When I was a child, the strawberries served up in the family home always had sugar sprinkled on them. Maybe memory is deceiving me, but I seem to remember that sometimes the sugar would be sprinkled on the strawberries in advance, to bring out the flavor. Sometimes cream was added in addition to sugar - heavy whipped cream.
But the strawberries I ate the other day were totally plain, eaten with neither cream nor sugar, and they seemed sweet enough to me.
After five years of living in Japan, I've found that my body's attitude toward sugar has undergone a shift. Not a profound shift - that would be to exaggerate it - but a definite shift. I no longer have the same aggressive desire for sugar, and, if I'm confronted with some extremely sugary food, I find it too rich and a little difficult to eat.
The Japanese diet is not a model of healthy eating - for one thing, it contains more salt than is healthy, particularly in the salt-laden miso soup which is a Japanese favorite - but, compared to the average Western diet, it is light in sugar. Japanese cakes, for example, are typically not as sweet as Western cakes.

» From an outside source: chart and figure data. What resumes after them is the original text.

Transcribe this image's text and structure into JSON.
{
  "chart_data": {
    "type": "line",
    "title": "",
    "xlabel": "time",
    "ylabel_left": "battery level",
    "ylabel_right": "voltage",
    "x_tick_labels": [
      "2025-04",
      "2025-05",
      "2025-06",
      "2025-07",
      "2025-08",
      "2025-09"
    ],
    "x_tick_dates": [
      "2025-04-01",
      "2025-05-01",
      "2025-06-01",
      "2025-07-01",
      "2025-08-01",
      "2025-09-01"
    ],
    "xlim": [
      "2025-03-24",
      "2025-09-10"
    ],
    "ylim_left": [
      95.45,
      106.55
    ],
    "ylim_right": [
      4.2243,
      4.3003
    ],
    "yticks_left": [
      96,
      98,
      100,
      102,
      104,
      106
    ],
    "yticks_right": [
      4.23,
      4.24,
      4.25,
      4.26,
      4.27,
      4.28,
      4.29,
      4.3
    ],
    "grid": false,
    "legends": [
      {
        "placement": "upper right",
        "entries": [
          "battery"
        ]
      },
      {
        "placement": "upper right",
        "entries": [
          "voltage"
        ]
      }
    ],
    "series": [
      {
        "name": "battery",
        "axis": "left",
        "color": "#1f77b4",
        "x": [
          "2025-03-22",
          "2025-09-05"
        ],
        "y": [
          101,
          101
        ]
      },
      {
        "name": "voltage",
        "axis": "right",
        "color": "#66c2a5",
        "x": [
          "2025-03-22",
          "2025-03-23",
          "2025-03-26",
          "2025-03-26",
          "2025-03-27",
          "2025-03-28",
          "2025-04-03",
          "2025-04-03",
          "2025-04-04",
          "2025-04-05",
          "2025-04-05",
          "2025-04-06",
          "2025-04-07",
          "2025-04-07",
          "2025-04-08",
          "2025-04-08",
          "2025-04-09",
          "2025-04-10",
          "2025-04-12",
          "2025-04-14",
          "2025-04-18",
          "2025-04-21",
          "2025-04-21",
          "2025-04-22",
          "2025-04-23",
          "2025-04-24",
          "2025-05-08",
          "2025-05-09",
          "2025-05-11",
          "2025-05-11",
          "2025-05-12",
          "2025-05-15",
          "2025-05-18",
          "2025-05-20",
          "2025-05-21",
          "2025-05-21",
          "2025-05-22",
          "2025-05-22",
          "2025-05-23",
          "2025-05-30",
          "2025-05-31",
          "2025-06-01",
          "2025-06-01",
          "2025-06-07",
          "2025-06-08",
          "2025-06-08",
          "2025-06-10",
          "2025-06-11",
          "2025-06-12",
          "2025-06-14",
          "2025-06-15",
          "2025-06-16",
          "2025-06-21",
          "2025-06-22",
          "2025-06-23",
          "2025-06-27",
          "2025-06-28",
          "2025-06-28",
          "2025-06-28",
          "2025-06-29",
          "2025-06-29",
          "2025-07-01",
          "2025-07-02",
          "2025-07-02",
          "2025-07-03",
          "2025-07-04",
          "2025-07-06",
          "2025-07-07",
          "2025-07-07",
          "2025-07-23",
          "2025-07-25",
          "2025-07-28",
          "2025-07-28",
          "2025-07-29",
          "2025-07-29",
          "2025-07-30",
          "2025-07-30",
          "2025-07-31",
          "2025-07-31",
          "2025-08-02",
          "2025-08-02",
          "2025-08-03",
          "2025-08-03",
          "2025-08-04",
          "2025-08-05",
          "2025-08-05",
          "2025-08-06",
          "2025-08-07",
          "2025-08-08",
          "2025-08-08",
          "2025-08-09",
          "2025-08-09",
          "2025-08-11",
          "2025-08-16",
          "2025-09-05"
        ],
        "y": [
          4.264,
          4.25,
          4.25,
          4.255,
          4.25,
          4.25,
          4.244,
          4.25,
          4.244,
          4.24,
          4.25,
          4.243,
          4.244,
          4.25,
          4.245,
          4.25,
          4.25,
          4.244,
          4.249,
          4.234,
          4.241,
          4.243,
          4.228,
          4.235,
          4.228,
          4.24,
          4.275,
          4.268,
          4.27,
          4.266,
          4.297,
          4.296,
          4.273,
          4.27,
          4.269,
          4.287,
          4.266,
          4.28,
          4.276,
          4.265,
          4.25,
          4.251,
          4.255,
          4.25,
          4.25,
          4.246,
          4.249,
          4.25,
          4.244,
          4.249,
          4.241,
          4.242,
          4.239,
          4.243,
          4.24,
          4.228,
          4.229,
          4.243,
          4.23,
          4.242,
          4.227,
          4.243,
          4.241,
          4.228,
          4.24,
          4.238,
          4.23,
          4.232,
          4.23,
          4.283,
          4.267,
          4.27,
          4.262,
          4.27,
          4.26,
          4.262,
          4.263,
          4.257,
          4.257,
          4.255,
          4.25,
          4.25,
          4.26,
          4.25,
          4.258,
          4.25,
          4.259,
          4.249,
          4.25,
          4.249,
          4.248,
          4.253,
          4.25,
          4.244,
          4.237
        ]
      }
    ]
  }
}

That's today's cultural note from the Japanese archipelago, written on the train going home. Everyone on the train, as is usual in Japan, is absolutely silent. Well, not everyone. I can here one guy talking somewhere in a low voice, but he's probably not talking on his cellphone, as the train companies have outlawed the use of cellphones on the trains. Just as well, otherwise people would have trouble sleeping.
The man to my left seems to be asleep and the woman to my right is definitely asleep. But don't get the idea that everyone in Japan sleeps in the train. That's a false stereotype. Of the people who are seated and who are within my line of sight, only fifty percent are sleeping.
I read a newspaper article recently about how everything looks so normal to the visitor who comes from Japan. Even though the statistics tell us that the economy is on a downhill slope, that unemployment is rising, that many people are anxious about the future and that the suicide rate is up, the visible surfaces of the society are still smooth and shiny.
And it's true.
On the surface, everything here is still running like clockwork. I first visited Japan back in 1989, when the economy was unimaginably more affluent than it is now. But I would have difficulty in pointing to anything visible in the day-to-day Japanese scene which would show how things have changed.
The woman to my right is now snoring.